First, let's check to see if we have all the right packages to do this work. We'll first borrow the pkgTest script introduced in the Zillow tutorial, then loop through through a vector of relevant packages to check if a given package is present or needs to be installed:
## This function will check if a package is installed, and if not, install it
pkgTest <- function(x) {
if (!require(x, character.only = TRUE)) {
print(paste("installing",x))
install.packages(x, dep = TRUE)
if (!require(x, character.only = TRUE))
stop("Package not found")
} else{
print(paste(x,"found"))
}
}
## These lines load the required packages
packages <- c("rgeos", "rgdal", "maptools", "plyr", "reshape2", "ggplot2", "ggmap", "rstan","StanHeaders","gridExtra")
##Apply the pkgTest using lapply()
lapply(packages, pkgTest)
## [1] "rgeos found"
## [1] "rgdal found"
## [1] "maptools found"
## [1] "plyr found"
## [1] "reshape2 found"
## [1] "ggplot2 found"
## [1] "ggmap found"
## [1] "rstan found"
## [1] "StanHeaders found"
## [1] "gridExtra found"
## [[1]]
## [1] "rgeos found"
##
## [[2]]
## [1] "rgdal found"
##
## [[3]]
## [1] "maptools found"
##
## [[4]]
## [1] "plyr found"
##
## [[5]]
## [1] "reshape2 found"
##
## [[6]]
## [1] "ggplot2 found"
##
## [[7]]
## [1] "ggmap found"
##
## [[8]]
## [1] "rstan found"
##
## [[9]]
## [1] "StanHeaders found"
##
## [[10]]
## [1] "gridExtra found"
Next, we'll need to read-in 311 reports. There are two files in the /data directory: one for before 2010, and another for 2010 and after. The original files were obtained from here for pre-2010 and here for post-2010.
#311 Reports are divided into two datasets, each is provided in zipped form
#We read both datasets into R separately and then combine them together
temp = tempfile()
unzip("data/311_Service_Requests_for_2009.zip",exdir=getwd())

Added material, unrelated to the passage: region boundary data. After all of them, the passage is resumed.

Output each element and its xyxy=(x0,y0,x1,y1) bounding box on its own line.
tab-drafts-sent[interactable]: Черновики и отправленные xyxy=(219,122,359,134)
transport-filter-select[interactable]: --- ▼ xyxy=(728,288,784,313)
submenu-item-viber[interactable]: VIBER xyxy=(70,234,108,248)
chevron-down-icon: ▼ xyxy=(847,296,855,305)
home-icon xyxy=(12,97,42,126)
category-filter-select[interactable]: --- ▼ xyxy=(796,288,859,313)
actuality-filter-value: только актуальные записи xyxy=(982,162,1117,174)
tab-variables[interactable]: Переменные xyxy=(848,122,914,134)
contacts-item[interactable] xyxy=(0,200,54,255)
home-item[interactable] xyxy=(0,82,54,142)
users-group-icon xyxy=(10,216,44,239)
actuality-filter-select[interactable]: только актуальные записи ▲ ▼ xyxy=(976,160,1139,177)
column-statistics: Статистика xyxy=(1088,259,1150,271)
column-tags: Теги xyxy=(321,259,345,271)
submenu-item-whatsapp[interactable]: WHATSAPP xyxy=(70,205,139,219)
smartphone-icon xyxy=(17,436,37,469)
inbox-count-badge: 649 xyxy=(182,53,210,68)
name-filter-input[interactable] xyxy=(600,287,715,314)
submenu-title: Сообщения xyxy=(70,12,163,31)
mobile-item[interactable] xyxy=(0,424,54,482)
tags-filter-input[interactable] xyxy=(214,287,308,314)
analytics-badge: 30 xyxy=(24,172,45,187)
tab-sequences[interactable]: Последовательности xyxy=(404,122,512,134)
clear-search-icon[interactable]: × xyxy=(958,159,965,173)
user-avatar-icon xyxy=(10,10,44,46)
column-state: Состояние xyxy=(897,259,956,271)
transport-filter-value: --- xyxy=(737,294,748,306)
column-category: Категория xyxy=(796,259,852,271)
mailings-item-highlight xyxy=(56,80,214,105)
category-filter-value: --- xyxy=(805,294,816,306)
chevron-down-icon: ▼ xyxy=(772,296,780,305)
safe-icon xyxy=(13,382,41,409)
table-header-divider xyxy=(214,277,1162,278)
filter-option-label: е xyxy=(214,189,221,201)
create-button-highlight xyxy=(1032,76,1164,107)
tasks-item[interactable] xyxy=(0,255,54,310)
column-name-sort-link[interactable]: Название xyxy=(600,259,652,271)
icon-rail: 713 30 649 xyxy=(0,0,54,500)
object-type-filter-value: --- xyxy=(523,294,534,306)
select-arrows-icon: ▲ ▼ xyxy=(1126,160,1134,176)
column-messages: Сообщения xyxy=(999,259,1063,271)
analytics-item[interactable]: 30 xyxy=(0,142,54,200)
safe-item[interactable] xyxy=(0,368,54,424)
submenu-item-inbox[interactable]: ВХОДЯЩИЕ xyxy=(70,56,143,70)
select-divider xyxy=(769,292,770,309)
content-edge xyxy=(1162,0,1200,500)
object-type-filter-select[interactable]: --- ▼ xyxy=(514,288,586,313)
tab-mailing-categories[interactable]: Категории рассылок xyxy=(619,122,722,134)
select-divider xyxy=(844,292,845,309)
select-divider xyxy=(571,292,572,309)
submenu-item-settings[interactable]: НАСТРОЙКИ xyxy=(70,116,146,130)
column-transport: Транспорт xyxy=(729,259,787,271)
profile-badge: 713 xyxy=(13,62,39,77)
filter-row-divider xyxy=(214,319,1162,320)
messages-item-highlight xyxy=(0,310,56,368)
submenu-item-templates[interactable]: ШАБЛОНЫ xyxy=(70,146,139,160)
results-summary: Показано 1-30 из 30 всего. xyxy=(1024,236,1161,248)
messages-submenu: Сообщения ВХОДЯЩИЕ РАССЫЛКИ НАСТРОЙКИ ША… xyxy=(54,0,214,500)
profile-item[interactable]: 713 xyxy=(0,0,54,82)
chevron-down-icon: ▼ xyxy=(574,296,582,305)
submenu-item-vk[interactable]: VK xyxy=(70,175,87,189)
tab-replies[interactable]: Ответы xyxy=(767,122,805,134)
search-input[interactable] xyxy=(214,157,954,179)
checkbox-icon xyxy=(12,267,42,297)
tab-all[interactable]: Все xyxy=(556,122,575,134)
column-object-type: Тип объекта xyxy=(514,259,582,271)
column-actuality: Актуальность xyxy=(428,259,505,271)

reports09 <- read.csv("311_Service_Requests_for_2009.csv")
unlink(temp)
temp = tempfile()
unzip("data/311_Service_Requests_from_2010_to_Present.zip",exdir=getwd())
reports10plus <- read.csv("311_Service_Requests_from_2010_to_Present.csv")
unlink(temp)
reports10plus$Resolution.Description <- NULL
#Append 09 with 10+ together
reports = rbind(reports09,reports10plus)
rm(reports09,reports10plus)
#To facilitate our analysis, we convert the report created date into a date object
reports$Date <- as.Date(reports$Created.Date,format="%m/%d/%Y")
#Here we provide the dates for 8 major storms
storm.dates <- as.Date(c("2009-08-18", #BILL
"2009-10-07",
"2010-03-13",
"2010-05-08",
"2010-09-16", #TORNADO
"2011-08-30", #IRENE
"2011-10-29",
"2012-10-29"), #SANDY
format = "%Y-%m-%d")
We plot the log of 311 requests by day over the study period and denote each storm by a vertical line. Daily 311 reports span several orders of magnitude, and the log transformation helps us to visualize these different orders on the same plot.
ggplot() +
theme_bw() +
geom_point(aes(x,log(freq,base=10),alpha=log(freq,base=10)),data=count(reports$Date)) +
geom_vline(aes(xintercept = as.numeric(storm.dates)),color="red",alpha=.7,linetype=2,
data = data.frame(storm.dates)) +
xlim(as.Date("2009-01-01",format="%Y-%m-%d"),as.Date("2013-01-01",format="%Y-%m-%d")) +
theme(legend.position="none") +
labs(x="day",y=expression(log[10](311)))
## Warning: Removed 1169 rows containing missing values (geom_point).